The study found that 25 foundations that participated in both the 2020 and 2021 studies have increased their investment with diverse-owned firms, which are defined by Knight as firms with women or minority ownership of more than 50 percent. Of the $11.07 billion total invested in diverse-owned firms, $6.24 billion is invested in companies owned by women, while $6.7 billion is invested in minority-owned firms, which accounts for 9.3 percent and 10 percent, respectively, of the analyzed assets from the 30 foundations.

Foundations are talking a lot about increasing the diversity of the managers in which they invest, even if there’s a long way to go.

“I’m hearing from a lot of different asset allocators that [diversity] is an area of interest, [that] it’s a place where they want to invest more money,” said Juan Martinez, vice president and CFO of the Knight Foundation.

The Knight study said that it observed “improved transparency in foundation investments” and “higher foundation participation” compared to last year.


But it added that there’s still “room for improvement,” as 14 foundations declined to participate in the study. And Kate Ahern, managing director and head of ESG for Cartica Management, said that although asset managers are working hard to improve their pipelines to bring more women into the industry, asset allocators are “not yet making allocation decisions on a large scale based on diversity.”

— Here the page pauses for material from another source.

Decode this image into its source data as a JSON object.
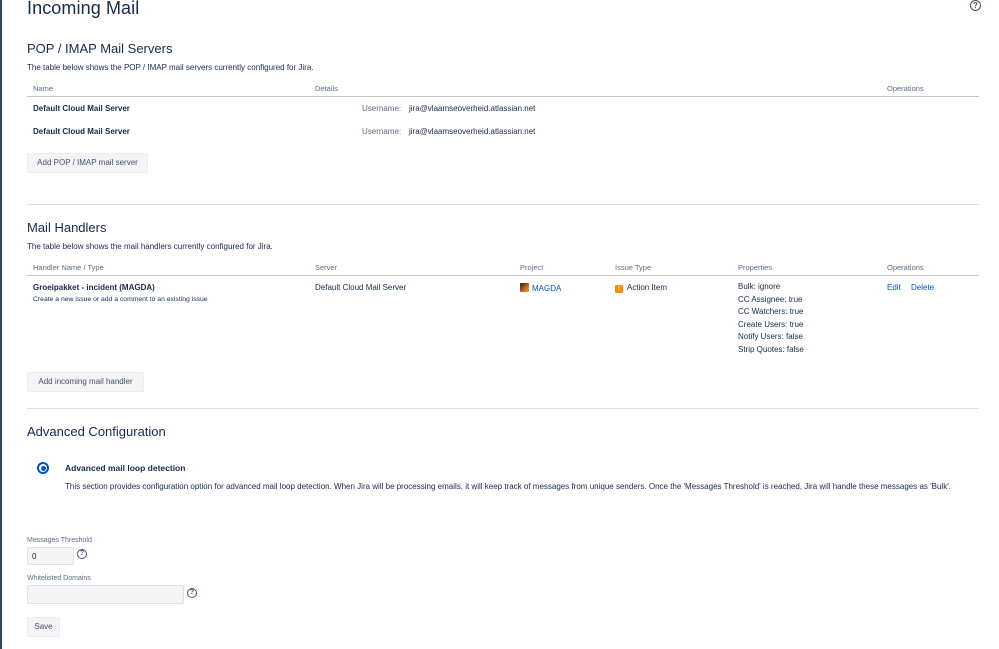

From May to August, Knight invited the top 55 foundations with $300.24 billion in total assets to participate in the study. Participating foundations ranged in size from the $48.85 billion Bill & Melinda Gates Foundation to the $2.12 billion Casey Family Programs. Knight and Global ended up analyzing data from 30 foundations with $166.24 billion in total assets under management, although of that total, only $66.73 billion was used for the study, since many of the foundations either use in-house investment teams to manage their portfolios (the study only considered assets invested by external managers) or chose not to participate. Knight and the Global Economics Group obtained the data via public sources like IRS 990/IRS 990-PF, or by asking the foundations to disclose their investment details.

Some of the foundations, such as the Bill & Melinda Gates Foundation Trust, were concerned that because the study’s parameters allowed only a fraction of their assets to be analyzed, the results were misleading. “The study looks at just a sliver of our portfolio,” BMGFT wrote in the appendix.

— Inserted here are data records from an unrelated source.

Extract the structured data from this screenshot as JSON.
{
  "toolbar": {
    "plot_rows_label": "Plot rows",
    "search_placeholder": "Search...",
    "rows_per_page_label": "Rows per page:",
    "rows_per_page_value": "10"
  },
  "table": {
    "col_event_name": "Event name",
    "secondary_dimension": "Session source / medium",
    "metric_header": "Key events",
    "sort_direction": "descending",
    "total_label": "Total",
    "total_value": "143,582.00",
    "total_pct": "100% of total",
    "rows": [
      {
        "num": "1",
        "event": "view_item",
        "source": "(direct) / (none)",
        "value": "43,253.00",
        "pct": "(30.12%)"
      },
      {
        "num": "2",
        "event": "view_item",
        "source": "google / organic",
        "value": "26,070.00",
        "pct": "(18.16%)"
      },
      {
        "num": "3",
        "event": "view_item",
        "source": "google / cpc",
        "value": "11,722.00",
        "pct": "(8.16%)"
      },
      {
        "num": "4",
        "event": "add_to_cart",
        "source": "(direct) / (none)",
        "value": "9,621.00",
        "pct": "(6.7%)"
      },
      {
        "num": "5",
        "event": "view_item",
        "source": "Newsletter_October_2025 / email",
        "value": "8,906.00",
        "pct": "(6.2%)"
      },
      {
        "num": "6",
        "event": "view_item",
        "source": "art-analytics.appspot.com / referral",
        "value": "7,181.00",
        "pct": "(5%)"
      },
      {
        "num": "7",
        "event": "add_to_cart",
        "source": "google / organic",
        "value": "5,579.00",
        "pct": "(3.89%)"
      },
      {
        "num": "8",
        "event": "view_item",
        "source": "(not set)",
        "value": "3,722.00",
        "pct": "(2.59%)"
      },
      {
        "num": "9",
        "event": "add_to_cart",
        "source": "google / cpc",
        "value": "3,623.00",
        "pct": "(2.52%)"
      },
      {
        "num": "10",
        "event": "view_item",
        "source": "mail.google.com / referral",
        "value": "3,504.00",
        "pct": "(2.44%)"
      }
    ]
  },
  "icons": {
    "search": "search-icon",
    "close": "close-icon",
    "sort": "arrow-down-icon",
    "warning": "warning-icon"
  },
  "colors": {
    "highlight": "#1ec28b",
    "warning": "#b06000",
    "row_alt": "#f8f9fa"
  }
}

BMGFT was among the three foundations that reported that none of its assets were invested with diverse-owned firms. Cascade Investment, the firm that manages most of BMGFT’s assets, said that women actually make up almost half of BMGFT’s employee population. “The Knight study is deeply flawed for an asset manager like BMGFT, which manages its assets directly with a gender and ethnically diverse internal team,” Cascade said in a statement. “We also have billions of dollars invested with external managers or investment firms who are women or minority-owned or led. These firms and managers represent a meaningful share of our assets.”

Robert Raben, executive director and founder of the Diverse Asset Managers Initiative, said that foundations should disclose more diversity data “under their own conditions,” and that the Knight study itself is “game-changing” because it gives people a preliminary look at diversity issues in the industry. “The top line is, with data out there, we can have an adult conversation about why there’s so much underutilization of talented women and people of color,” Raben said.

The Knight Foundation’s Martinez added that diversity is an issue that both asset allocators and managers should take into consideration. “That’s both the function of asset allocators allocating more [to diverse-owned firms], but also of the investment management industry doing more to be transparent about their diversity statistics, as well as building the pipeline of investment professionals,” he concluded.